Horizons Global Sustainability Leaders Index ETF (ETHI) attained a 16.95 per cent total return in its first year, while maintaining a portfolio of environmental and socially responsible global, large-cap companies.

ETHI’s management fee has been reduced from 0.65 per cent to 0.45 per cent.
ETHI first started trading in November, and was Horizons ETF’s first socially responsible investing (SRI) ETF. ETHI seeks to replicate the performance of the Nasdaq Future Global Sustainability Leaders Index net of expenses. ETHNI gives investors the opportunity to access a genuinely lower carbon footprint and SRI-screened passive global investment portfolio.
“Socially responsible investing is becoming increasingly more popular with investors as they seek to align their investment dollars with companies that are aligned with their social values essentially putting their money where their mouths are,” says Steve Hawkins, President and CEO of Horizons ETFs. “A big criticism and myth of socially responsible investing is that investors would have to sacrifice returns if they invested in a portfolio that lets them feel good about how their money is used. ETHI clearly demonstrates that investors can both generate attractive returns and feel good about how they invest.” 
For the one-year and year-to-date periods ending 31 October 2019, ETHI returned 16.95 per cent and 23.14 per cent, respectively, both on a total return basis.

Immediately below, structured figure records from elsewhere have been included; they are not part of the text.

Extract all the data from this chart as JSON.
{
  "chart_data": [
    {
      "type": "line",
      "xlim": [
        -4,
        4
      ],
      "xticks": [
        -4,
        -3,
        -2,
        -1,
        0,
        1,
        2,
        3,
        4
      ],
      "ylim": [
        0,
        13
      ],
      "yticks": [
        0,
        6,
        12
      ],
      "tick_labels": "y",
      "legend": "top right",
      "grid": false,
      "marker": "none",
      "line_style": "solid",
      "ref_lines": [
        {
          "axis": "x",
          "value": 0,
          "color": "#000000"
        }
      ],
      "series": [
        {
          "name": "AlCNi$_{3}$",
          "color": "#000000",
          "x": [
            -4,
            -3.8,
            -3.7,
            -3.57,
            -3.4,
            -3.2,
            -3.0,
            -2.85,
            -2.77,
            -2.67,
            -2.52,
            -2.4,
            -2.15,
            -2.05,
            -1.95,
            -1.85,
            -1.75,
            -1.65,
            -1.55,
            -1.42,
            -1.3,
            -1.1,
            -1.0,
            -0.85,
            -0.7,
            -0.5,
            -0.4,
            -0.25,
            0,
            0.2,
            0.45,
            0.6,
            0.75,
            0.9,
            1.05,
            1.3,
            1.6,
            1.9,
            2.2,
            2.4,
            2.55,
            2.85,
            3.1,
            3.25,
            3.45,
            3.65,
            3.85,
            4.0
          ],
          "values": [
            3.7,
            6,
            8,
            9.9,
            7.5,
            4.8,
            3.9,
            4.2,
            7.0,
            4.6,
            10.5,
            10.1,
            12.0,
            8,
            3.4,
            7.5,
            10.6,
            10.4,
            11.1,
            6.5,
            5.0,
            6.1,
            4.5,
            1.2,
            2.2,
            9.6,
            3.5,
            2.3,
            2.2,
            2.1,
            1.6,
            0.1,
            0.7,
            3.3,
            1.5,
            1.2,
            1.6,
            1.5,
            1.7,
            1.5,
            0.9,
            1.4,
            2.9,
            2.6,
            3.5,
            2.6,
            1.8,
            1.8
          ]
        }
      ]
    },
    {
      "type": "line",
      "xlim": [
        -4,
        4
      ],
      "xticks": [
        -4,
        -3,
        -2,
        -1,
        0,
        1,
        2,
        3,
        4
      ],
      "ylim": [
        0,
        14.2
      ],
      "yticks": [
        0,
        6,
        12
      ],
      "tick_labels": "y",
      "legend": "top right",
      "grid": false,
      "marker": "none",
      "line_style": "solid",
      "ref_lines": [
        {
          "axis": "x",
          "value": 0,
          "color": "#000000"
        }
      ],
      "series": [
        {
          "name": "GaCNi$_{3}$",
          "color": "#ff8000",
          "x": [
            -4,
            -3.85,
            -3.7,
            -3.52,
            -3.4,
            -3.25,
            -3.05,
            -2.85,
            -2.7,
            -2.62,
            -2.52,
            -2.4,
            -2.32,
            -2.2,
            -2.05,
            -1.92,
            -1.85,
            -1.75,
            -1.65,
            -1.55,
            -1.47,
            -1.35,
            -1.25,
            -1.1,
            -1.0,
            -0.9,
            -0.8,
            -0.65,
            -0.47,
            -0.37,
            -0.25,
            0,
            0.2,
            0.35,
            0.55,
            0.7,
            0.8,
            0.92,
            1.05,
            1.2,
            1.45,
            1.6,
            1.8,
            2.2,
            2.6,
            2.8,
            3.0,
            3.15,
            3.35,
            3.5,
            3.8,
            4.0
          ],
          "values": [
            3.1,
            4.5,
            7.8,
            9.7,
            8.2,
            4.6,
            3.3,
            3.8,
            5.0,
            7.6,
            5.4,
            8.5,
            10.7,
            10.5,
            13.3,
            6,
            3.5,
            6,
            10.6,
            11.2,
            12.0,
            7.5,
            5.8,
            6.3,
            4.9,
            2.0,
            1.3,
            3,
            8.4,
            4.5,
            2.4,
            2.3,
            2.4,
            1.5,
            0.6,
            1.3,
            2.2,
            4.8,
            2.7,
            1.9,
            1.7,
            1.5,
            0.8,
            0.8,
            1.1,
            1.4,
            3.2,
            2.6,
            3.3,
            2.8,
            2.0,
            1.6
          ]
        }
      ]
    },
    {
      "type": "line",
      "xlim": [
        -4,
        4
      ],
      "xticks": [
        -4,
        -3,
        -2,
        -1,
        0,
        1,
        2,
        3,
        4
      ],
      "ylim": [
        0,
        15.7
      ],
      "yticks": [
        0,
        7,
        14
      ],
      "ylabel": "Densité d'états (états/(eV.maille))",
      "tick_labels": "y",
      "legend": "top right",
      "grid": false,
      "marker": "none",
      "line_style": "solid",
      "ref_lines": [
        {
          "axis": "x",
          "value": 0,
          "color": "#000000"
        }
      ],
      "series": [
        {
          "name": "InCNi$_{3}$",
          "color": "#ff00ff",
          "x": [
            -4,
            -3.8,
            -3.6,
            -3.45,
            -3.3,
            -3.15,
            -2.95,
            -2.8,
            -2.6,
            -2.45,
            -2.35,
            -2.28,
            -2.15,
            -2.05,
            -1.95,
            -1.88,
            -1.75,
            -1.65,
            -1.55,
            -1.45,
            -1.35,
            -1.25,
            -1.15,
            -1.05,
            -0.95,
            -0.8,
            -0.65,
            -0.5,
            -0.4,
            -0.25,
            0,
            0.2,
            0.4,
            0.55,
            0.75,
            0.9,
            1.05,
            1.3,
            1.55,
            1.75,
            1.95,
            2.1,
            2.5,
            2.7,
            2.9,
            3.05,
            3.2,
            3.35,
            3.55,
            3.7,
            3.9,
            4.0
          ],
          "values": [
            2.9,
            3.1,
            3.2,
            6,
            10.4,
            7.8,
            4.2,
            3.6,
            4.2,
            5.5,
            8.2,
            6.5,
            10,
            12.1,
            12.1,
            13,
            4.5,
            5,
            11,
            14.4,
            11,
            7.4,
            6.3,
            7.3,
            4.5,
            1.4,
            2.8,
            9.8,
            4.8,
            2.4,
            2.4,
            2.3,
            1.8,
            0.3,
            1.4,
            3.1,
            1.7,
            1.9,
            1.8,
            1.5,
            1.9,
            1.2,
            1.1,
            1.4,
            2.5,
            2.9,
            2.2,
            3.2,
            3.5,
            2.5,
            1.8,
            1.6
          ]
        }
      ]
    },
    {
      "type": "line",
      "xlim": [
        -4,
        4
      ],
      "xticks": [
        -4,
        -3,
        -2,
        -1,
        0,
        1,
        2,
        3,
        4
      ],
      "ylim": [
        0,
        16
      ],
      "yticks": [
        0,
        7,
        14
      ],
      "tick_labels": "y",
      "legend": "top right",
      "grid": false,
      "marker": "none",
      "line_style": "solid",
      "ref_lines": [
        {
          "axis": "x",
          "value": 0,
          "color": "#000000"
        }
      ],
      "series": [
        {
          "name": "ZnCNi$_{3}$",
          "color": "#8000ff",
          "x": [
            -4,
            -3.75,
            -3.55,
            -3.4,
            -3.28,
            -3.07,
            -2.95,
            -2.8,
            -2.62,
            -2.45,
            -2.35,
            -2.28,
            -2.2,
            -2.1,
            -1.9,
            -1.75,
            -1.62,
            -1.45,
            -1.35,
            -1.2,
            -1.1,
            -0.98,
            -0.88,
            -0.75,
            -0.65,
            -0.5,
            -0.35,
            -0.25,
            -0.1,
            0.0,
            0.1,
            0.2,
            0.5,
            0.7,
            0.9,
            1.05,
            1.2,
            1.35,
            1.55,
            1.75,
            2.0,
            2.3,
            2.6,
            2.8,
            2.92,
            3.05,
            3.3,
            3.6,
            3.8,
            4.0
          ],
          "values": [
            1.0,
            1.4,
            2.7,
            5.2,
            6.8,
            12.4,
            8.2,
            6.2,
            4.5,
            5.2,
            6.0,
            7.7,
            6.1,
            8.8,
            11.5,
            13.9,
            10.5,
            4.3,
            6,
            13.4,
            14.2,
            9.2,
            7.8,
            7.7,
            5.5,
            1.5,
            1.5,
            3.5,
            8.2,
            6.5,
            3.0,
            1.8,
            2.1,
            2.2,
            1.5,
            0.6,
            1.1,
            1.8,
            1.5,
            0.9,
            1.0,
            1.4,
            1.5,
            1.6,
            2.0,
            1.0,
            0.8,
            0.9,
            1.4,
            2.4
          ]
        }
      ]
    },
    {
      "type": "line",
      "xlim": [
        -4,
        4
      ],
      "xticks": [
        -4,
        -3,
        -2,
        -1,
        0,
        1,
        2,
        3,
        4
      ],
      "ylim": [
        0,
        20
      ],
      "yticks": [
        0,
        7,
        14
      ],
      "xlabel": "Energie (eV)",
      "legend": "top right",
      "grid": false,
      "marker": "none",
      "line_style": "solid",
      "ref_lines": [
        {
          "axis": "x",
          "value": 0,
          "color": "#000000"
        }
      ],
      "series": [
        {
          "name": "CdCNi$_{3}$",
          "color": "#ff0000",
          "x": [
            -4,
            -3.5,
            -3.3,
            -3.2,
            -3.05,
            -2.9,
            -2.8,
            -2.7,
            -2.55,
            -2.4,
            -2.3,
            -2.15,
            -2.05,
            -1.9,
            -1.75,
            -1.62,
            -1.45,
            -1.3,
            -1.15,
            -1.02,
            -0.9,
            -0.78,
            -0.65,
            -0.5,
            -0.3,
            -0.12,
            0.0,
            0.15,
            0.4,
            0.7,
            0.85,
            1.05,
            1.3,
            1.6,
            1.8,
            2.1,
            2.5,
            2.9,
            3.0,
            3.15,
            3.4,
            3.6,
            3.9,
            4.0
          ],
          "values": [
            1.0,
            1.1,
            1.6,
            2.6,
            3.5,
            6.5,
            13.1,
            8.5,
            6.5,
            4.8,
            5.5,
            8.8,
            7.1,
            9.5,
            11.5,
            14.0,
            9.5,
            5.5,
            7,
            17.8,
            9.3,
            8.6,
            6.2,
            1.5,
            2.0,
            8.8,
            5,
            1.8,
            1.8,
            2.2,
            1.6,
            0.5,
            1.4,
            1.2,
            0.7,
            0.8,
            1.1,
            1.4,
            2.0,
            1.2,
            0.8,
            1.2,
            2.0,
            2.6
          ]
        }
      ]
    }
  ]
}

This is, in part, because the sectors that have done well from a performance basis over the last five years—predominantly technology stocks—have a lower carbon footprint. ETHI’s index tends to overweight the technology sectors relative to their weights in broader indices.
“The economic costs of climate change will be drastic—companies that aren’t prepared or working toward a better tomorrow could be a significant risk for investors to own,” says Hawkins. “ETHI’s portfolio of global, large-cap climate change leaders are the best situated to weather the storm, so to speak, while seeking to deliver strong returns and a better future.”
ETHI provides exposure to 100 of the world’s largest companies (by market capitalisation) that have demonstrated a core commitment to environmentally sustainable business practices.
The Index screens for qualifying equities based on the following factors:
1 Companies must not be engaged in activities considered inconsistent with SRI principles, including fossil fuel production, armaments, tobacco, gambling, animal cruelty and more.
2 Companies must either have a carbon impact at least 60% lower than their industry’s average or be engaged in activities that can help reduce carbon use by other industries.
3 Companies must have at least one woman on their Board of Directors.
4 Companies are selected from developed markets and must meet market cap and liquidity requirements.
“We launched ETHI because we saw a gap in the Canadian market for a truly socially responsible ETF,” says Hawkins. “ETHI’s index goes further than traditional environmental, social governance (ESG) funds in Canada by taking a fully prohibitive stance against holding any fossil fuel producers and major emitters. In addition, the index’s other screening rigours mean that socially-conscious investors do not need to compromise on their values when choosing a strong portfolio.”